Only males of Thomisus congoensis are known, with females and juveniles not yet described.

Males have a total length of 2.5 mm (ranging from 2.2-2.6 mm) and a cephalothorax length of 1.3 mm (1.2-1.3 mm). The cephalothorax is pale brown and the opisthosoma is yellow. The first leg is dark brown except for the yellow tarsus, while the second leg is dark brown except for the yellow coxa, trochanter, basal half of the femur, and tarsus. The joints between all leg segments are white.

The eye tubercles are sharply pointed, with both eye rows slightly recurved. The anterior eyes are larger than the posterior eyes and equal in size to each other. The anterior median eyes are closer to the anterior lateral eyes than to each other, while the posterior median eyes are slightly smaller than the posterior lateral eyes and closer to the posterior lateral eyes than to each other.

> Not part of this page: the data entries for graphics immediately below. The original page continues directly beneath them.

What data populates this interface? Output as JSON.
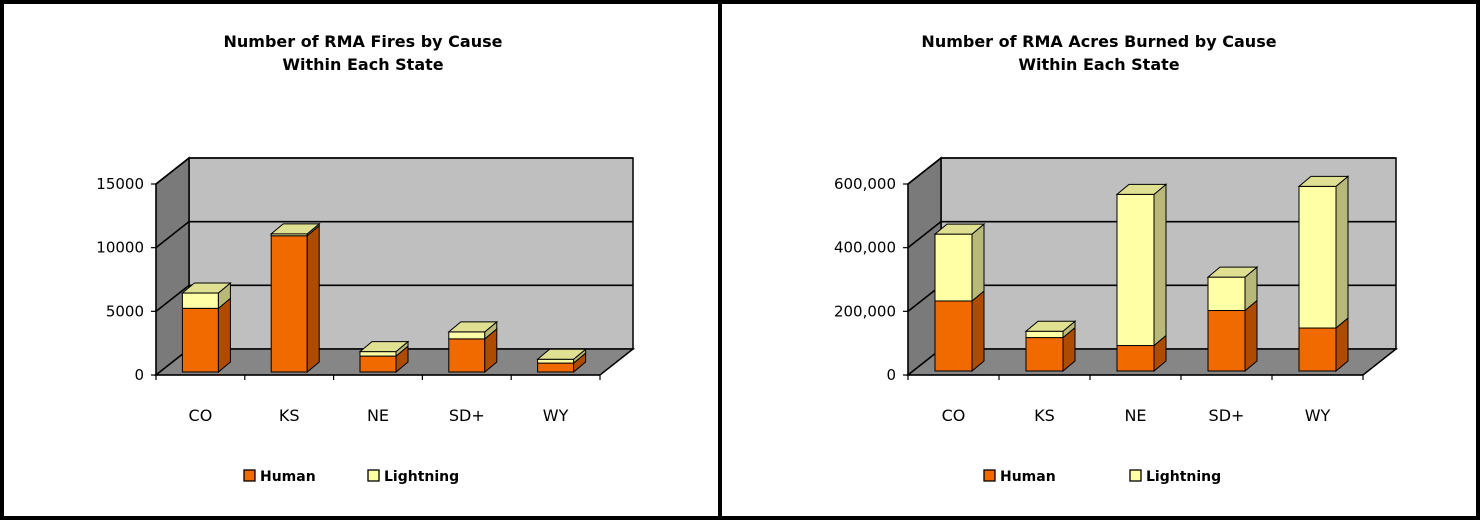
{
  "colors": {
    "human": "#f06a00",
    "lightning": "#ffffa6",
    "wall": "#bfbfbf",
    "floor": "#868686",
    "side_wall": "#7a7a7a"
  },
  "chart_data": [
    {
      "type": "bar",
      "stacked": true,
      "three_d": true,
      "title_lines": [
        "Number of RMA Fires by Cause",
        "Within Each State"
      ],
      "categories": [
        "CO",
        "KS",
        "NE",
        "SD+",
        "WY"
      ],
      "series": [
        {
          "name": "Human",
          "values": [
            5000,
            10700,
            1250,
            2600,
            700
          ]
        },
        {
          "name": "Lightning",
          "values": [
            1200,
            150,
            350,
            550,
            300
          ]
        }
      ],
      "ylim": [
        0,
        15000
      ],
      "yticks": [
        0,
        5000,
        10000,
        15000
      ],
      "ytick_labels": [
        "0",
        "5000",
        "10000",
        "15000"
      ],
      "grid": true,
      "legend_position": "bottom"
    },
    {
      "type": "bar",
      "stacked": true,
      "three_d": true,
      "title_lines": [
        "Number of RMA Acres Burned by Cause",
        "Within Each State"
      ],
      "categories": [
        "CO",
        "KS",
        "NE",
        "SD+",
        "WY"
      ],
      "series": [
        {
          "name": "Human",
          "values": [
            220000,
            105000,
            80000,
            190000,
            135000
          ]
        },
        {
          "name": "Lightning",
          "values": [
            210000,
            20000,
            475000,
            105000,
            445000
          ]
        }
      ],
      "ylim": [
        0,
        600000
      ],
      "yticks": [
        0,
        200000,
        400000,
        600000
      ],
      "ytick_labels": [
        "0",
        "200,000",
        "400,000",
        "600,000"
      ],
      "grid": true,
      "legend_position": "bottom"
    }
  ]
}
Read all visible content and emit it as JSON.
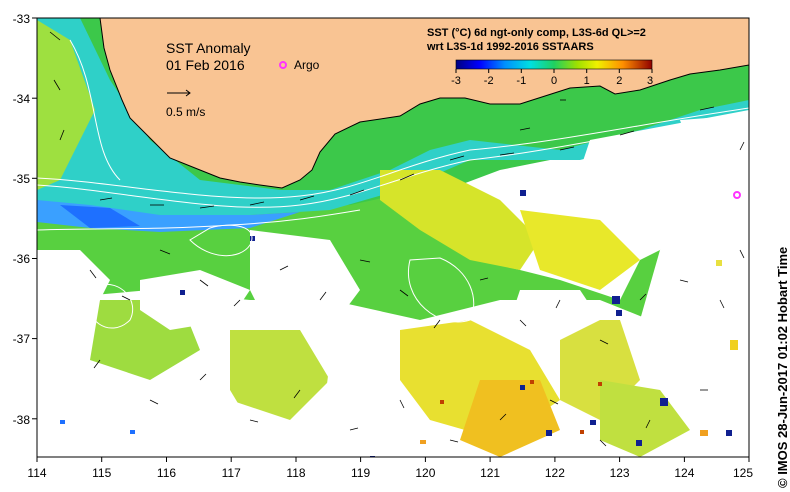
{
  "map": {
    "title": "SST Anomaly",
    "date": "01 Feb 2016",
    "argo_label": "Argo",
    "scale_label": "0.5 m/s",
    "info_line1": "SST (°C) 6d ngt-only comp, L3S-6d QL>=2",
    "info_line2": "wrt L3S-1d 1992-2016 SSTAARS",
    "credit": "© IMOS 28-Jun-2017 01:02 Hobart Time",
    "land_color": "#f9c493",
    "no_data_color": "#ffffff",
    "argo_color": "#ff33ff",
    "lon_ticks": [
      "114",
      "115",
      "116",
      "117",
      "118",
      "119",
      "120",
      "121",
      "122",
      "123",
      "124",
      "125"
    ],
    "lat_ticks": [
      "-33",
      "-34",
      "-35",
      "-36",
      "-37",
      "-38"
    ],
    "colorbar": {
      "ticks": [
        "-3",
        "-2",
        "-1",
        "0",
        "1",
        "2",
        "3"
      ],
      "colors": [
        "#000080",
        "#0000ff",
        "#0080ff",
        "#00d0ff",
        "#00e0a0",
        "#40d040",
        "#a0e000",
        "#e0e000",
        "#ffc000",
        "#ff8000",
        "#e03000",
        "#900000"
      ]
    }
  }
}
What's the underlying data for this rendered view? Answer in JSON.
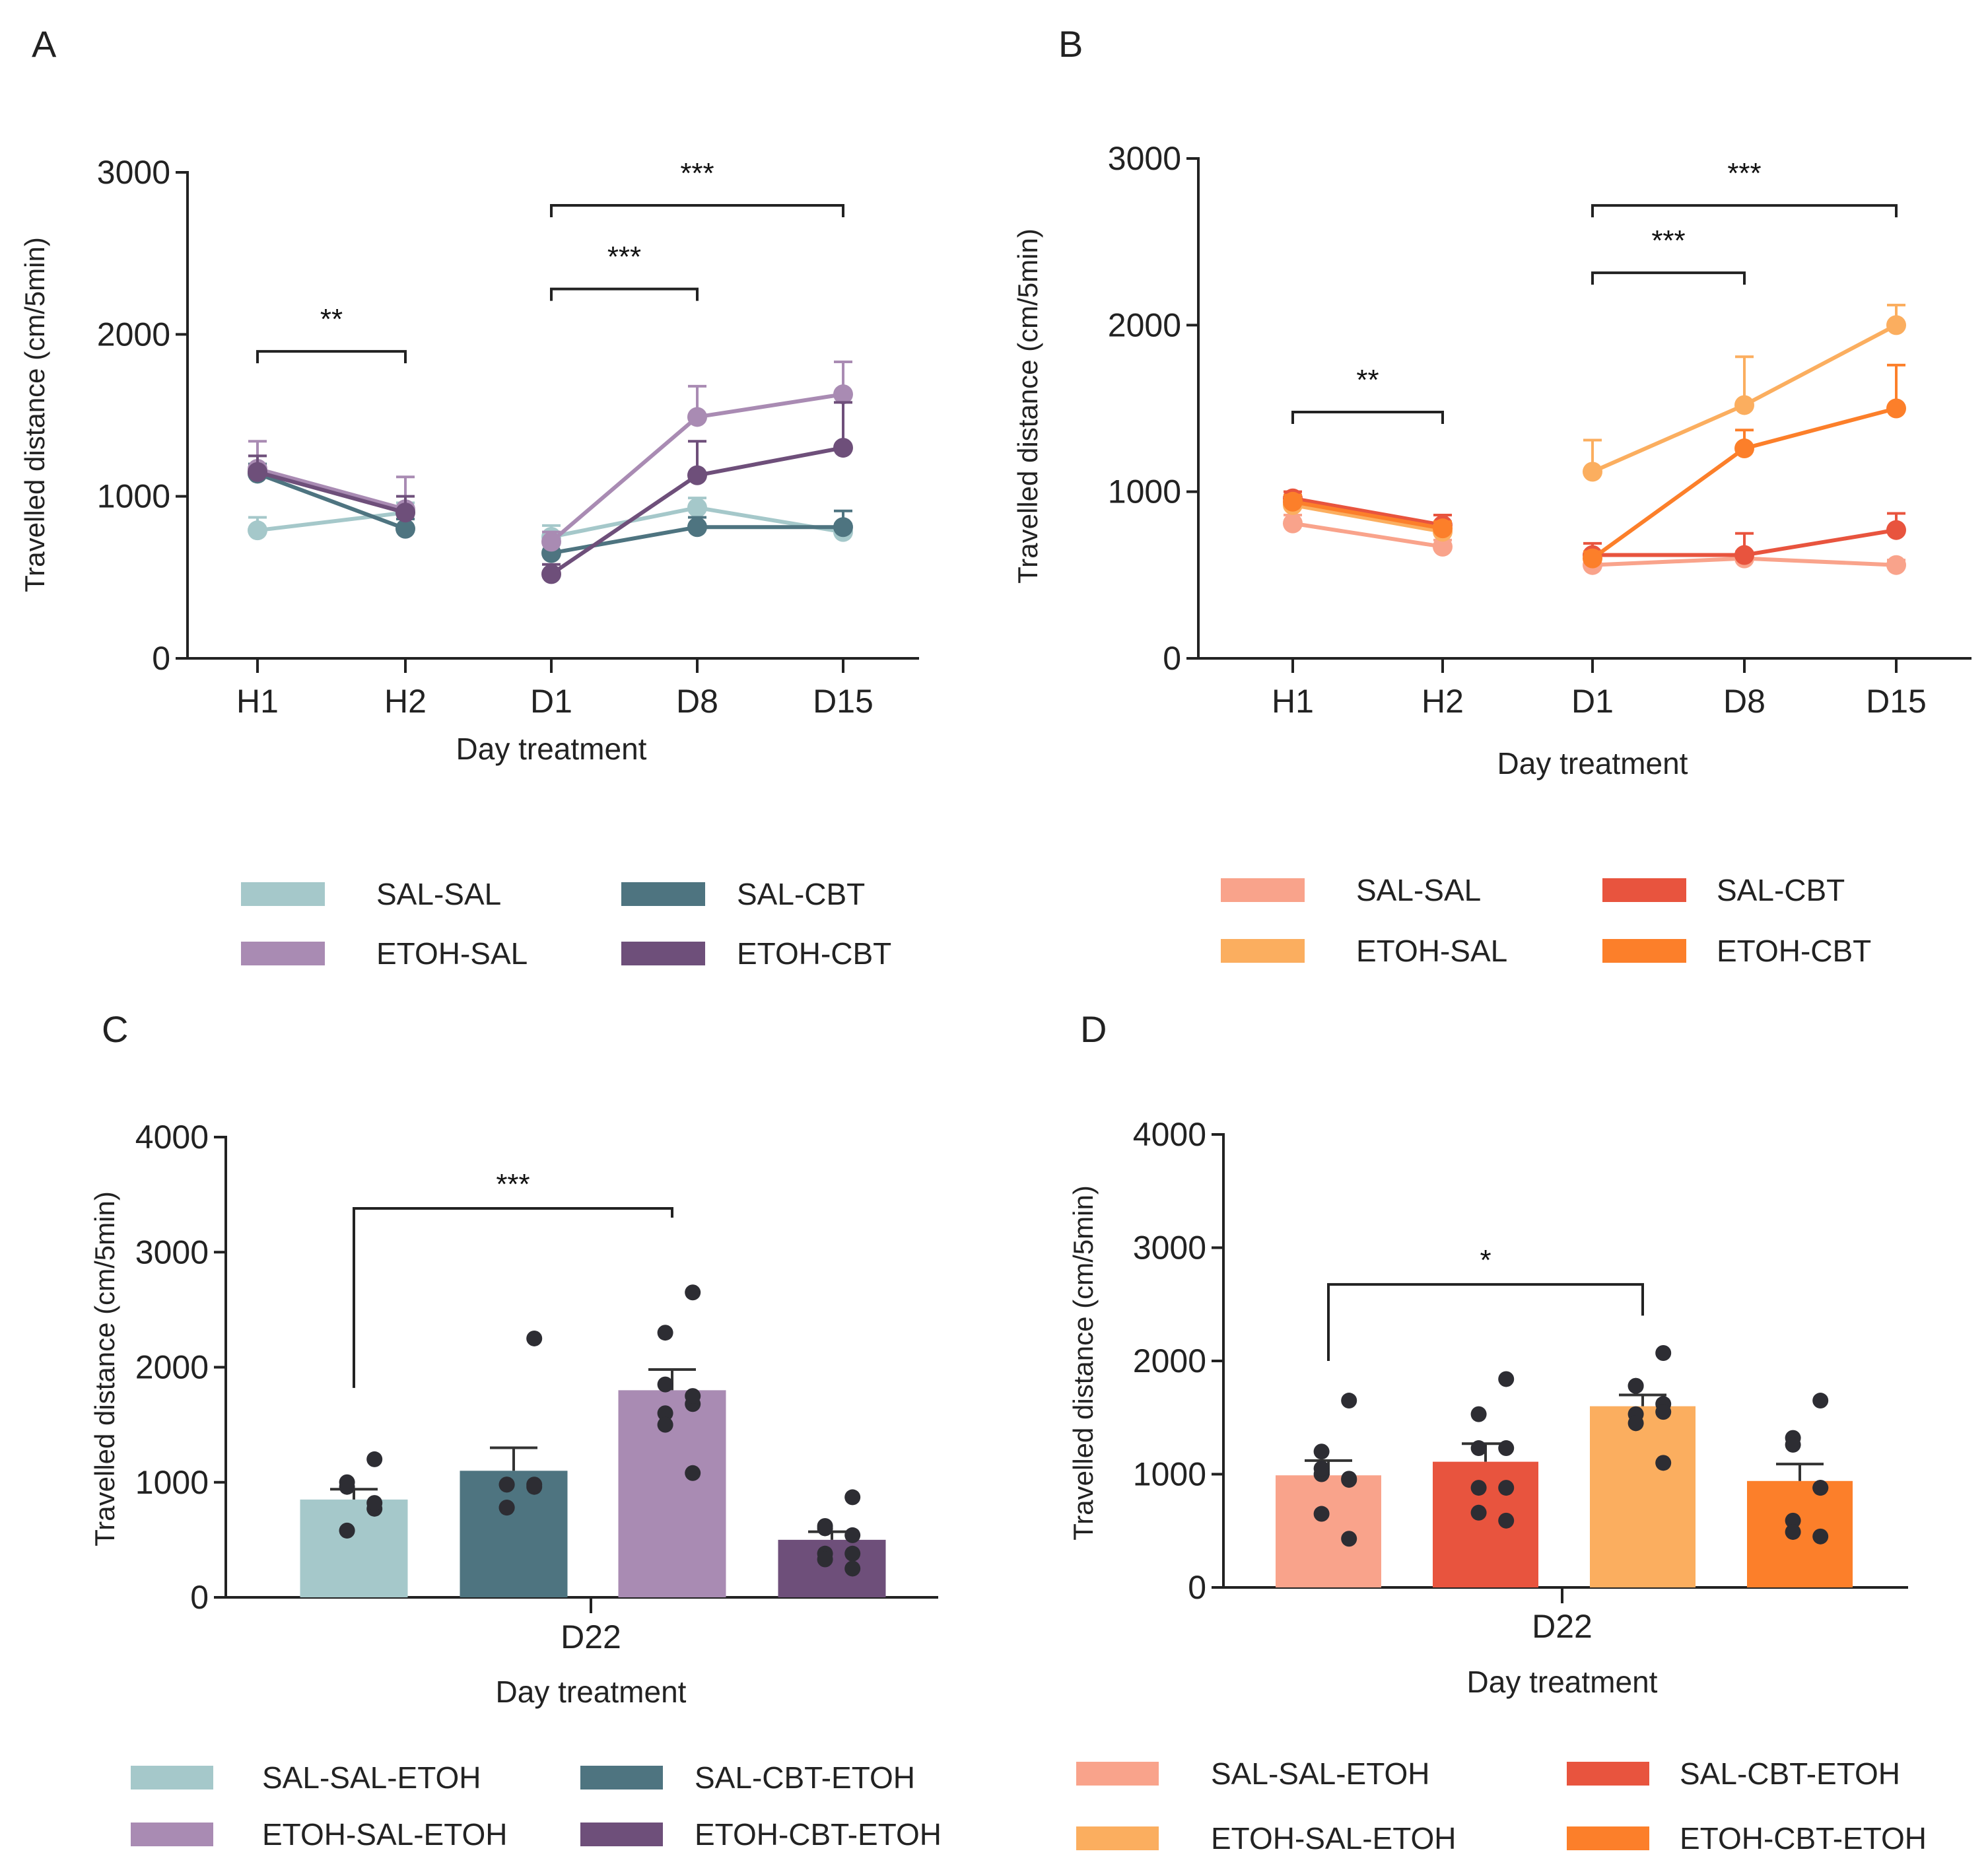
{
  "chart_data": [
    {
      "panel": "A",
      "type": "line",
      "categories": [
        "H1",
        "H2",
        "D1",
        "D8",
        "D15"
      ],
      "xlabel": "Day treatment",
      "ylabel": "Travelled distance (cm/5min)",
      "ylim": [
        0,
        3000
      ],
      "yticks": [
        0,
        1000,
        2000,
        3000
      ],
      "grid": false,
      "legend_position": "bottom",
      "series": [
        {
          "name": "SAL-SAL",
          "color": "#a5c8ca",
          "values": [
            790,
            900,
            750,
            930,
            780
          ],
          "sem": [
            80,
            60,
            70,
            60,
            50
          ]
        },
        {
          "name": "SAL-CBT",
          "color": "#4e7480",
          "values": [
            1140,
            800,
            650,
            810,
            810
          ],
          "sem": [
            60,
            60,
            60,
            60,
            100
          ]
        },
        {
          "name": "ETOH-SAL",
          "color": "#a98bb3",
          "values": [
            1170,
            920,
            720,
            1490,
            1630
          ],
          "sem": [
            170,
            200,
            60,
            190,
            200
          ]
        },
        {
          "name": "ETOH-CBT",
          "color": "#6e4f7a",
          "values": [
            1150,
            900,
            520,
            1130,
            1300
          ],
          "sem": [
            100,
            100,
            60,
            210,
            280
          ]
        }
      ],
      "annotations": [
        {
          "from": "H1",
          "to": "H2",
          "y": 1895,
          "label": "**"
        },
        {
          "from": "D1",
          "to": "D8",
          "y": 2280,
          "label": "***"
        },
        {
          "from": "D1",
          "to": "D15",
          "y": 2796,
          "label": "***"
        }
      ]
    },
    {
      "panel": "B",
      "type": "line",
      "categories": [
        "H1",
        "H2",
        "D1",
        "D8",
        "D15"
      ],
      "xlabel": "Day treatment",
      "ylabel": "Travelled distance (cm/5min)",
      "ylim": [
        0,
        3000
      ],
      "yticks": [
        0,
        1000,
        2000,
        3000
      ],
      "grid": false,
      "legend_position": "bottom",
      "series": [
        {
          "name": "SAL-SAL",
          "color": "#f9a38b",
          "values": [
            810,
            670,
            560,
            600,
            560
          ],
          "sem": [
            50,
            40,
            40,
            40,
            30
          ]
        },
        {
          "name": "SAL-CBT",
          "color": "#e8543e",
          "values": [
            960,
            800,
            620,
            620,
            770
          ],
          "sem": [
            40,
            60,
            70,
            130,
            100
          ]
        },
        {
          "name": "ETOH-SAL",
          "color": "#fbae5f",
          "values": [
            920,
            760,
            1120,
            1520,
            2000
          ],
          "sem": [
            40,
            40,
            190,
            290,
            120
          ]
        },
        {
          "name": "ETOH-CBT",
          "color": "#fc7f2a",
          "values": [
            940,
            780,
            600,
            1260,
            1500
          ],
          "sem": [
            40,
            40,
            40,
            110,
            260
          ]
        }
      ],
      "annotations": [
        {
          "from": "H1",
          "to": "H2",
          "y": 1478,
          "label": "**"
        },
        {
          "from": "D1",
          "to": "D8",
          "y": 2314,
          "label": "***"
        },
        {
          "from": "D1",
          "to": "D15",
          "y": 2718,
          "label": "***"
        }
      ]
    },
    {
      "panel": "C",
      "type": "bar",
      "categories": [
        "D22"
      ],
      "xlabel": "Day treatment",
      "ylabel": "Travelled distance (cm/5min)",
      "ylim": [
        0,
        4000
      ],
      "yticks": [
        0,
        1000,
        2000,
        3000,
        4000
      ],
      "grid": false,
      "legend_position": "bottom",
      "series": [
        {
          "name": "SAL-SAL-ETOH",
          "color": "#a5c8ca",
          "value": 850,
          "sem": 90,
          "points": [
            1200,
            960,
            1000,
            770,
            820,
            580,
            580
          ]
        },
        {
          "name": "SAL-CBT-ETOH",
          "color": "#4e7480",
          "value": 1100,
          "sem": 200,
          "points": [
            2250,
            980,
            980,
            960,
            980,
            780,
            780
          ]
        },
        {
          "name": "ETOH-SAL-ETOH",
          "color": "#a98bb3",
          "value": 1800,
          "sem": 180,
          "points": [
            2650,
            2300,
            1850,
            1680,
            1750,
            1600,
            1500,
            1080
          ]
        },
        {
          "name": "ETOH-CBT-ETOH",
          "color": "#6e4f7a",
          "value": 500,
          "sem": 70,
          "points": [
            870,
            600,
            620,
            540,
            380,
            380,
            330,
            250
          ]
        }
      ],
      "annotations": [
        {
          "from": 0,
          "to": 2,
          "y": 3380,
          "left_end": 1820,
          "right_end": 3300,
          "label": "***"
        }
      ]
    },
    {
      "panel": "D",
      "type": "bar",
      "categories": [
        "D22"
      ],
      "xlabel": "Day treatment",
      "ylabel": "Travelled distance (cm/5min)",
      "ylim": [
        0,
        4000
      ],
      "yticks": [
        0,
        1000,
        2000,
        3000,
        4000
      ],
      "grid": false,
      "legend_position": "bottom",
      "series": [
        {
          "name": "SAL-SAL-ETOH",
          "color": "#f9a38b",
          "value": 990,
          "sem": 130,
          "points": [
            1650,
            1200,
            1000,
            960,
            950,
            1050,
            650,
            430
          ]
        },
        {
          "name": "SAL-CBT-ETOH",
          "color": "#e8543e",
          "value": 1110,
          "sem": 160,
          "points": [
            1840,
            1530,
            1230,
            1230,
            880,
            880,
            660,
            590
          ]
        },
        {
          "name": "ETOH-SAL-ETOH",
          "color": "#fbae5f",
          "value": 1600,
          "sem": 100,
          "points": [
            2070,
            1780,
            1780,
            1620,
            1550,
            1530,
            1450,
            1100
          ]
        },
        {
          "name": "ETOH-CBT-ETOH",
          "color": "#fc7f2a",
          "value": 940,
          "sem": 150,
          "points": [
            1650,
            1320,
            1260,
            880,
            880,
            590,
            490,
            450
          ]
        }
      ],
      "annotations": [
        {
          "from": 0,
          "to": 2,
          "y": 2676,
          "left_end": 2000,
          "right_end": 2400,
          "label": "*"
        }
      ]
    }
  ]
}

The male pedipalp has a broad retrolateral tibial apophysis with small tubercles on the retrolateral side of the tibia. At the base of the RTA, each tubercle has a long thin seta.

==Ecology==
Males have been collected from trees, grass, and cotton plants during December, January, and May. The species is considered poorly known and infrequently collected.

==Conservation==
Thomisus congoensis is listed as Least Concern due to its wide geographical range across multiple African countries. It has been recorded in several protected areas including Kruger National Park, Nylsvley Nature Reserve, and Polokwane Nature Reserve.